There’s been a lot of bad news about the economy, but perhaps things are looking up. Inflation is now at 4% and the latest data suggests that unemployment has fallen, with more jobs being created in the private sector. An estimated 143,000 jobs were created, many of which were full-time and the ILO measure if unemployment is down by some 17,000. There is still some doom and gloom, as growth in annual average earnings has fallen slightly and this will undoubtedly affect retail sales. Numbers claiming JSA have also increased marginally to 1.5 million and youth unemployment has seen a small increase to 20.4%. A big area of concern is that unemployment might rise in the coming months due to the time lag. Growth in the last quarter of 2010 was negative and this could increase unemployment when the full effects are felt in the labour market later in the year. Howard Archer, the Chief Economist at HIS Global Insight had this to say about the latest data.

‘Despite the overall firmer tone of the latest labour market data, we retain the view that unemployment is headed up over the coming months. We suspect that likely below-trend growth will mean that the private sector will be unable to fully compensate for the increasing job losses in the public sector that will result from the fiscal squeeze that is now really kicking in. Indeed, we believe that private sector companies will become increasingly careful in their employment plans in the face of a struggling economy and elevated input costs.’

The wage price spiral hasn’t begun as many though, and this may encourage the Bank of England to keep interest rates down, especially as inflation has come down to 4% and concerns about growth still remain. So despite good news about unemployment overall falling, young workers, women and public sector workers have not benefited. Youth unemployment is up, more women are claiming JSA and more jobs in the public sector are expected to be cut this year. The following articles consider the implications.

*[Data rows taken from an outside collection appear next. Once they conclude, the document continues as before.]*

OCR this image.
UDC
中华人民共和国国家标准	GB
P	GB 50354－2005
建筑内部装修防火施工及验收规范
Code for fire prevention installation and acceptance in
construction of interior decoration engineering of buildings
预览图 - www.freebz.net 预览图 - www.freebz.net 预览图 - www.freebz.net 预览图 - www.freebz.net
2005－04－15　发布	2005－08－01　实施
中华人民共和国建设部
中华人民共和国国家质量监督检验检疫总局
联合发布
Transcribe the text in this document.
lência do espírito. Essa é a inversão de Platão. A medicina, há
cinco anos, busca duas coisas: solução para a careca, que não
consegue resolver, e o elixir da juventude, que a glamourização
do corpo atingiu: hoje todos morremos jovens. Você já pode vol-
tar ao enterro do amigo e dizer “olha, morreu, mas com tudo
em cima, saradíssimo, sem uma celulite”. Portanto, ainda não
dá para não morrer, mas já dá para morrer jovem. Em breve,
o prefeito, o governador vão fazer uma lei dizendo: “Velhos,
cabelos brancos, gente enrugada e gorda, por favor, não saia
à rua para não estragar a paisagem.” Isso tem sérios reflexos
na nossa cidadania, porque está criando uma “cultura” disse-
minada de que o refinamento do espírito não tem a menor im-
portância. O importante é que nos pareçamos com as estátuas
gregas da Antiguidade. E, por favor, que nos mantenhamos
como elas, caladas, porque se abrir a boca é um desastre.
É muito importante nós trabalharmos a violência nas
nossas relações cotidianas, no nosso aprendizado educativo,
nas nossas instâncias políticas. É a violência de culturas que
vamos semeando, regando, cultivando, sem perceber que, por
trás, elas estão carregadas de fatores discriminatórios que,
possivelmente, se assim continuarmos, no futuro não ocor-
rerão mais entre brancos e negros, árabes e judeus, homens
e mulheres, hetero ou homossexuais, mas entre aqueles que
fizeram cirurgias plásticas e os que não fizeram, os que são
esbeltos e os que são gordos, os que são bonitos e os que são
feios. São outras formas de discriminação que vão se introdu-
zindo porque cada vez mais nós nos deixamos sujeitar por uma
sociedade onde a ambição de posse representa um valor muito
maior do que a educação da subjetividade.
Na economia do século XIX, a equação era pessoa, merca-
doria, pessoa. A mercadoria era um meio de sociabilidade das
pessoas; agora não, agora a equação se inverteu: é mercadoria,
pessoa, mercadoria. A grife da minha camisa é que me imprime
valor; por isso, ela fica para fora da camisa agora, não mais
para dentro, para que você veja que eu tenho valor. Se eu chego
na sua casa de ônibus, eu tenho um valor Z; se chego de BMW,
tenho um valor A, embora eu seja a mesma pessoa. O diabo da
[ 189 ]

UK Unemployment: What the experts say Guardian (13/4/11)
Good news on jobs BBC News blogs: Stephanomics, Stephanie Flanders (13/4/11)
Unemployment falls, but young are left on the shelf Independent, Sean O’Grady (14/4/11)
Unemployment falls but jobs market remains fragile Telegraph, Louisa Peacock (14/4/11)
UK unemployment data reveals downturn victims as jobless total drops Guardian, Heather Stewart (13/4/11)
FTSE boosted by dip in unemployment The Press Association (14/4/11)
Unemployment falls: reaction (including video) Telegraph (14/4/11)

Questions

  1. What is the ILO method of measuring unemployment?
  2. To what extent does the change in unemployment and inflation conform with the Phillips curve?
  3. What can explain the fall in the unemployment rate, despite the decline in the economy in the last quarter of 2010?
  4. Explain how the FTSE was affected by the lower unemployment rate.
  5. Why is unemployment expected to rise later this year?
  6. Why has there been a rise in the numbers claiming JSA, despite unemployment falling?
  7. What is meant by the wage-price spiral and why has it not occured?